2. A variety of users must participate in the testing and pilot phases of system development. Doing so helps to ensure that all users feel as if they have a voice and that problems are identified and solved before the system's agency-wide rollout.

3. Communications must be actively managed:
  • Staff needed reassurance that ERA's implementation would not cause NARA's operations to grind to a halt and that they would not lose their jobs as a result of the change. The team frequently met with staff and encouraged them to discuss their concerns. It also identified champions -- people who, regardless of their official position within NARA's hierarchy, had the respect of their colleagues and who could persuade others to support ERA.
  • External stakeholders, whose perceptions of NARA often differ sharply from NARA's perception of itself, also needed confirmation that ERA was on track. The team helped to bolster ERA's credibility by emphasizing NARA's extensive and ongoing involvement in cutting-edge digital preservation research. (I've always been deeply impressed with ERA's research component, and I was both stunned and amused to learn that NARA has actively nurtured this perception.)
Those of us who care passionately about digital preservation have no choice but to address the change management issues that Fynette Eaton highlighted.

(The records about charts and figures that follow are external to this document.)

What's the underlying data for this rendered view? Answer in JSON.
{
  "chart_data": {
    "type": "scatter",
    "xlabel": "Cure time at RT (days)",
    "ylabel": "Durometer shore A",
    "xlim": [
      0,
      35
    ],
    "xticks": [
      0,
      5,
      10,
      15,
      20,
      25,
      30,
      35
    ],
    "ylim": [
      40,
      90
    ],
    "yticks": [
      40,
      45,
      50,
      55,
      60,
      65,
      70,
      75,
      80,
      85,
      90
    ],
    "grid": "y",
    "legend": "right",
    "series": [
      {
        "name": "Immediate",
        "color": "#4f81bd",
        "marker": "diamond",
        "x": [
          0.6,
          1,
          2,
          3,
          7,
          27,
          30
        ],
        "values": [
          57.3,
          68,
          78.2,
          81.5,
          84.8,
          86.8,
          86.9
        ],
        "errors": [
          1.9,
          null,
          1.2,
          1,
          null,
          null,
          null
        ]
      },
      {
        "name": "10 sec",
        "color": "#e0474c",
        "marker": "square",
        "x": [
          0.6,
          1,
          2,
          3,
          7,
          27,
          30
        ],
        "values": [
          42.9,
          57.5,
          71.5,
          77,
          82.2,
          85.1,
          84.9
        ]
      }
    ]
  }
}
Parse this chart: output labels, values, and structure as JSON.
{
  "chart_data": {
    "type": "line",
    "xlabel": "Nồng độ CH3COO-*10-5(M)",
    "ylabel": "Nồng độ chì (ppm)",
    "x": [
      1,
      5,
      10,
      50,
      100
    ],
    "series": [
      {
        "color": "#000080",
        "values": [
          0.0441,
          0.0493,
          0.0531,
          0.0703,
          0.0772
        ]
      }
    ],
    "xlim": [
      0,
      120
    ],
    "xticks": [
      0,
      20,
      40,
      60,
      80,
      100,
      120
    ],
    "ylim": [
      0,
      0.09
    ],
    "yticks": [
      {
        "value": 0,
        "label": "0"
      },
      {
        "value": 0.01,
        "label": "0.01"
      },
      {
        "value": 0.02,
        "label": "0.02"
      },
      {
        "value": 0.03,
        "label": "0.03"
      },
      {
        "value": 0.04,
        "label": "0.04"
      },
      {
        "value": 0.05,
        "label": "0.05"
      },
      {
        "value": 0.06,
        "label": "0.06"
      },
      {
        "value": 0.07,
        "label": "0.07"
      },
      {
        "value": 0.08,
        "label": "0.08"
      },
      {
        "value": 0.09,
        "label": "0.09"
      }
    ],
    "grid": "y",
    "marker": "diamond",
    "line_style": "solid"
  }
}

In the short term, change management might seem less important than finding and testing the technical tools needed to acquire, preserve, and provide access to electronic records and digital publications. However, if our senior managers and our colleagues don't buy into the changes in workflow and, in some instances, organizational structure that digital preservation requires, our institutions -- and archivy and librarianship -- will suffer greatly in the long term. NARA's started tackling some of the sociological challenges of digital preservation, and the rest of us have to do the same.

2 comments:

js said...

Nice wrap-up. As a psychological strategy, how about packaging change as evolution, or, more radically, as "nothing new." Personally and when I talk to colleagues, I find the best way to assuage anxiety about digital preservation is to think of as nothing more than a new manifestation of the core responsibilities of archivists.

While that's a little coy, it's a good starting point.

L'Archivista said...

Thanks, JS! You're absolutely right that emphasizing the continued relevance of traditional archival knowledge and skills is a very good starting point. Doing so really helps to demystify digital preservation and reassure people that their experience and expertise remain relevant.

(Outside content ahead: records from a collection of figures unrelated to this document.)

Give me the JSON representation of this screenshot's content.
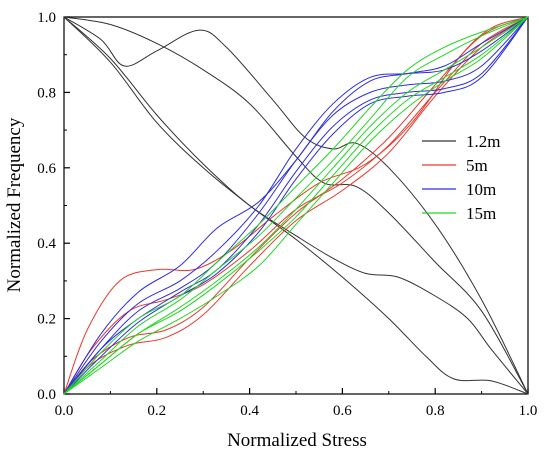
{
  "chart_data": {
    "type": "line",
    "xlabel": "Normalized Stress",
    "ylabel": "Normalized Frequency",
    "xlim": [
      0,
      1
    ],
    "ylim": [
      0,
      1
    ],
    "xticks": [
      "0.0",
      "0.2",
      "0.4",
      "0.6",
      "0.8",
      "1.0"
    ],
    "yticks": [
      "0.0",
      "0.2",
      "0.4",
      "0.6",
      "0.8",
      "1.0"
    ],
    "grid": false,
    "legend_position": "right",
    "groups": [
      {
        "name": "1.2m",
        "color": "#333333",
        "curves": [
          [
            [
              0,
              1.0
            ],
            [
              0.08,
              0.94
            ],
            [
              0.13,
              0.87
            ],
            [
              0.2,
              0.91
            ],
            [
              0.29,
              0.965
            ],
            [
              0.35,
              0.92
            ],
            [
              0.45,
              0.78
            ],
            [
              0.52,
              0.68
            ],
            [
              0.58,
              0.65
            ],
            [
              0.63,
              0.665
            ],
            [
              0.7,
              0.6
            ],
            [
              0.8,
              0.45
            ],
            [
              0.9,
              0.25
            ],
            [
              1.0,
              0.0
            ]
          ],
          [
            [
              0,
              1.0
            ],
            [
              0.1,
              0.98
            ],
            [
              0.2,
              0.93
            ],
            [
              0.3,
              0.86
            ],
            [
              0.4,
              0.77
            ],
            [
              0.5,
              0.63
            ],
            [
              0.56,
              0.56
            ],
            [
              0.63,
              0.55
            ],
            [
              0.7,
              0.48
            ],
            [
              0.8,
              0.35
            ],
            [
              0.9,
              0.22
            ],
            [
              1.0,
              0.0
            ]
          ],
          [
            [
              0,
              1.0
            ],
            [
              0.1,
              0.89
            ],
            [
              0.2,
              0.74
            ],
            [
              0.3,
              0.61
            ],
            [
              0.4,
              0.5
            ],
            [
              0.5,
              0.42
            ],
            [
              0.58,
              0.36
            ],
            [
              0.65,
              0.32
            ],
            [
              0.72,
              0.31
            ],
            [
              0.8,
              0.26
            ],
            [
              0.87,
              0.2
            ],
            [
              0.92,
              0.12
            ],
            [
              1.0,
              0.0
            ]
          ],
          [
            [
              0,
              1.0
            ],
            [
              0.1,
              0.88
            ],
            [
              0.2,
              0.72
            ],
            [
              0.3,
              0.6
            ],
            [
              0.4,
              0.5
            ],
            [
              0.5,
              0.41
            ],
            [
              0.6,
              0.31
            ],
            [
              0.7,
              0.2
            ],
            [
              0.78,
              0.1
            ],
            [
              0.84,
              0.04
            ],
            [
              0.92,
              0.035
            ],
            [
              1.0,
              0.0
            ]
          ]
        ]
      },
      {
        "name": "5m",
        "color": "#e8392c",
        "curves": [
          [
            [
              0,
              0
            ],
            [
              0.05,
              0.17
            ],
            [
              0.12,
              0.3
            ],
            [
              0.2,
              0.33
            ],
            [
              0.28,
              0.33
            ],
            [
              0.36,
              0.38
            ],
            [
              0.45,
              0.47
            ],
            [
              0.55,
              0.56
            ],
            [
              0.65,
              0.61
            ],
            [
              0.75,
              0.72
            ],
            [
              0.85,
              0.89
            ],
            [
              0.92,
              0.97
            ],
            [
              1.0,
              1.0
            ]
          ],
          [
            [
              0,
              0
            ],
            [
              0.06,
              0.12
            ],
            [
              0.14,
              0.22
            ],
            [
              0.22,
              0.25
            ],
            [
              0.3,
              0.29
            ],
            [
              0.4,
              0.38
            ],
            [
              0.5,
              0.49
            ],
            [
              0.6,
              0.56
            ],
            [
              0.7,
              0.66
            ],
            [
              0.8,
              0.8
            ],
            [
              0.9,
              0.93
            ],
            [
              1.0,
              1.0
            ]
          ],
          [
            [
              0,
              0
            ],
            [
              0.06,
              0.09
            ],
            [
              0.14,
              0.15
            ],
            [
              0.22,
              0.17
            ],
            [
              0.3,
              0.23
            ],
            [
              0.4,
              0.36
            ],
            [
              0.5,
              0.48
            ],
            [
              0.6,
              0.57
            ],
            [
              0.7,
              0.68
            ],
            [
              0.8,
              0.82
            ],
            [
              0.9,
              0.95
            ],
            [
              1.0,
              1.0
            ]
          ],
          [
            [
              0,
              0
            ],
            [
              0.06,
              0.08
            ],
            [
              0.14,
              0.13
            ],
            [
              0.22,
              0.15
            ],
            [
              0.3,
              0.21
            ],
            [
              0.4,
              0.34
            ],
            [
              0.5,
              0.46
            ],
            [
              0.6,
              0.54
            ],
            [
              0.7,
              0.64
            ],
            [
              0.8,
              0.79
            ],
            [
              0.9,
              0.92
            ],
            [
              1.0,
              1.0
            ]
          ]
        ]
      },
      {
        "name": "10m",
        "color": "#2d2de0",
        "curves": [
          [
            [
              0,
              0
            ],
            [
              0.08,
              0.16
            ],
            [
              0.16,
              0.27
            ],
            [
              0.25,
              0.34
            ],
            [
              0.33,
              0.44
            ],
            [
              0.42,
              0.51
            ],
            [
              0.5,
              0.62
            ],
            [
              0.58,
              0.75
            ],
            [
              0.66,
              0.83
            ],
            [
              0.74,
              0.85
            ],
            [
              0.82,
              0.87
            ],
            [
              0.9,
              0.93
            ],
            [
              1.0,
              1.0
            ]
          ],
          [
            [
              0,
              0
            ],
            [
              0.08,
              0.14
            ],
            [
              0.16,
              0.24
            ],
            [
              0.25,
              0.3
            ],
            [
              0.33,
              0.38
            ],
            [
              0.42,
              0.5
            ],
            [
              0.5,
              0.65
            ],
            [
              0.58,
              0.77
            ],
            [
              0.66,
              0.84
            ],
            [
              0.74,
              0.85
            ],
            [
              0.82,
              0.86
            ],
            [
              0.9,
              0.91
            ],
            [
              1.0,
              1.0
            ]
          ],
          [
            [
              0,
              0
            ],
            [
              0.08,
              0.12
            ],
            [
              0.16,
              0.22
            ],
            [
              0.25,
              0.28
            ],
            [
              0.33,
              0.35
            ],
            [
              0.42,
              0.48
            ],
            [
              0.5,
              0.62
            ],
            [
              0.58,
              0.74
            ],
            [
              0.66,
              0.8
            ],
            [
              0.74,
              0.82
            ],
            [
              0.82,
              0.83
            ],
            [
              0.9,
              0.87
            ],
            [
              1.0,
              1.0
            ]
          ],
          [
            [
              0,
              0
            ],
            [
              0.08,
              0.12
            ],
            [
              0.16,
              0.2
            ],
            [
              0.25,
              0.27
            ],
            [
              0.33,
              0.33
            ],
            [
              0.42,
              0.45
            ],
            [
              0.5,
              0.59
            ],
            [
              0.58,
              0.71
            ],
            [
              0.66,
              0.78
            ],
            [
              0.74,
              0.8
            ],
            [
              0.82,
              0.81
            ],
            [
              0.9,
              0.85
            ],
            [
              1.0,
              1.0
            ]
          ],
          [
            [
              0,
              0
            ],
            [
              0.08,
              0.1
            ],
            [
              0.16,
              0.19
            ],
            [
              0.25,
              0.26
            ],
            [
              0.33,
              0.32
            ],
            [
              0.42,
              0.43
            ],
            [
              0.5,
              0.57
            ],
            [
              0.58,
              0.69
            ],
            [
              0.66,
              0.77
            ],
            [
              0.74,
              0.79
            ],
            [
              0.82,
              0.8
            ],
            [
              0.9,
              0.84
            ],
            [
              1.0,
              1.0
            ]
          ]
        ]
      },
      {
        "name": "15m",
        "color": "#22d622",
        "curves": [
          [
            [
              0,
              0
            ],
            [
              0.08,
              0.11
            ],
            [
              0.16,
              0.2
            ],
            [
              0.25,
              0.26
            ],
            [
              0.33,
              0.35
            ],
            [
              0.42,
              0.45
            ],
            [
              0.5,
              0.55
            ],
            [
              0.58,
              0.65
            ],
            [
              0.66,
              0.76
            ],
            [
              0.74,
              0.86
            ],
            [
              0.82,
              0.92
            ],
            [
              0.9,
              0.96
            ],
            [
              1.0,
              1.0
            ]
          ],
          [
            [
              0,
              0
            ],
            [
              0.08,
              0.09
            ],
            [
              0.16,
              0.18
            ],
            [
              0.25,
              0.25
            ],
            [
              0.33,
              0.33
            ],
            [
              0.42,
              0.42
            ],
            [
              0.5,
              0.52
            ],
            [
              0.58,
              0.62
            ],
            [
              0.66,
              0.73
            ],
            [
              0.74,
              0.84
            ],
            [
              0.82,
              0.9
            ],
            [
              0.9,
              0.95
            ],
            [
              1.0,
              1.0
            ]
          ],
          [
            [
              0,
              0
            ],
            [
              0.08,
              0.08
            ],
            [
              0.16,
              0.16
            ],
            [
              0.25,
              0.23
            ],
            [
              0.33,
              0.3
            ],
            [
              0.42,
              0.39
            ],
            [
              0.5,
              0.49
            ],
            [
              0.58,
              0.6
            ],
            [
              0.66,
              0.71
            ],
            [
              0.74,
              0.8
            ],
            [
              0.82,
              0.86
            ],
            [
              0.9,
              0.92
            ],
            [
              1.0,
              1.0
            ]
          ],
          [
            [
              0,
              0
            ],
            [
              0.08,
              0.08
            ],
            [
              0.16,
              0.16
            ],
            [
              0.25,
              0.22
            ],
            [
              0.33,
              0.29
            ],
            [
              0.42,
              0.38
            ],
            [
              0.5,
              0.47
            ],
            [
              0.58,
              0.58
            ],
            [
              0.66,
              0.69
            ],
            [
              0.74,
              0.78
            ],
            [
              0.82,
              0.84
            ],
            [
              0.9,
              0.9
            ],
            [
              1.0,
              1.0
            ]
          ],
          [
            [
              0,
              0
            ],
            [
              0.08,
              0.07
            ],
            [
              0.16,
              0.14
            ],
            [
              0.25,
              0.2
            ],
            [
              0.33,
              0.26
            ],
            [
              0.42,
              0.34
            ],
            [
              0.5,
              0.45
            ],
            [
              0.58,
              0.56
            ],
            [
              0.66,
              0.67
            ],
            [
              0.74,
              0.76
            ],
            [
              0.82,
              0.83
            ],
            [
              0.9,
              0.89
            ],
            [
              1.0,
              1.0
            ]
          ]
        ]
      }
    ]
  }
}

I nonetheless see the need for active change management, particularly when it comes time to alter workflows or roll out new systems. One of the things I didn't mention in my recap -- but really should have -- is that the NARA's change management team assessed NARA's organizational culture and quickly identified pride in NARA's mission and awareness that NARA was legally and ethically obligated to care for e-records as two major strengths.

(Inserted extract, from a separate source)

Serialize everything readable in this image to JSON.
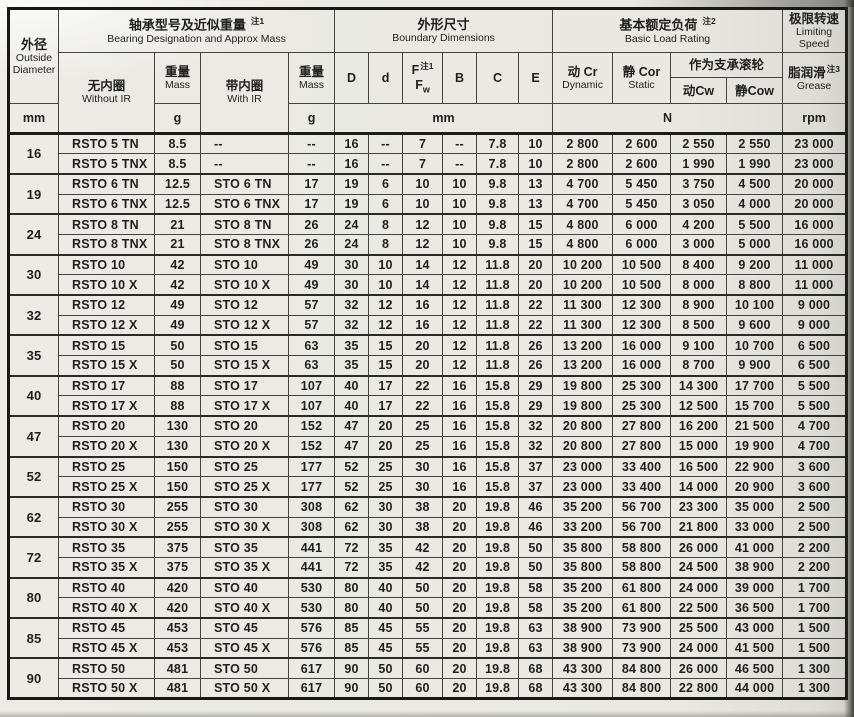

The team consistently tapped these strengths when making the case for ERA, but it also recognized that these traits weren't sufficient to ensure ERA's success: many NARA staffers readily saw the need for institutional change, but they also hoped that their own working lives would remain untouched by that change. It took me a long time to figure out that some (but by no means all) of my own colleagues held similarly conflicting thoughts.

ERA's still under development, so the final report card isn't available at this time. However, keeping people focused on NARA's mission, making sure that they feel supported and valued as their day-to-day tasks change, and giving them the opportunity to supply feedback should dramatically increase its chance of success.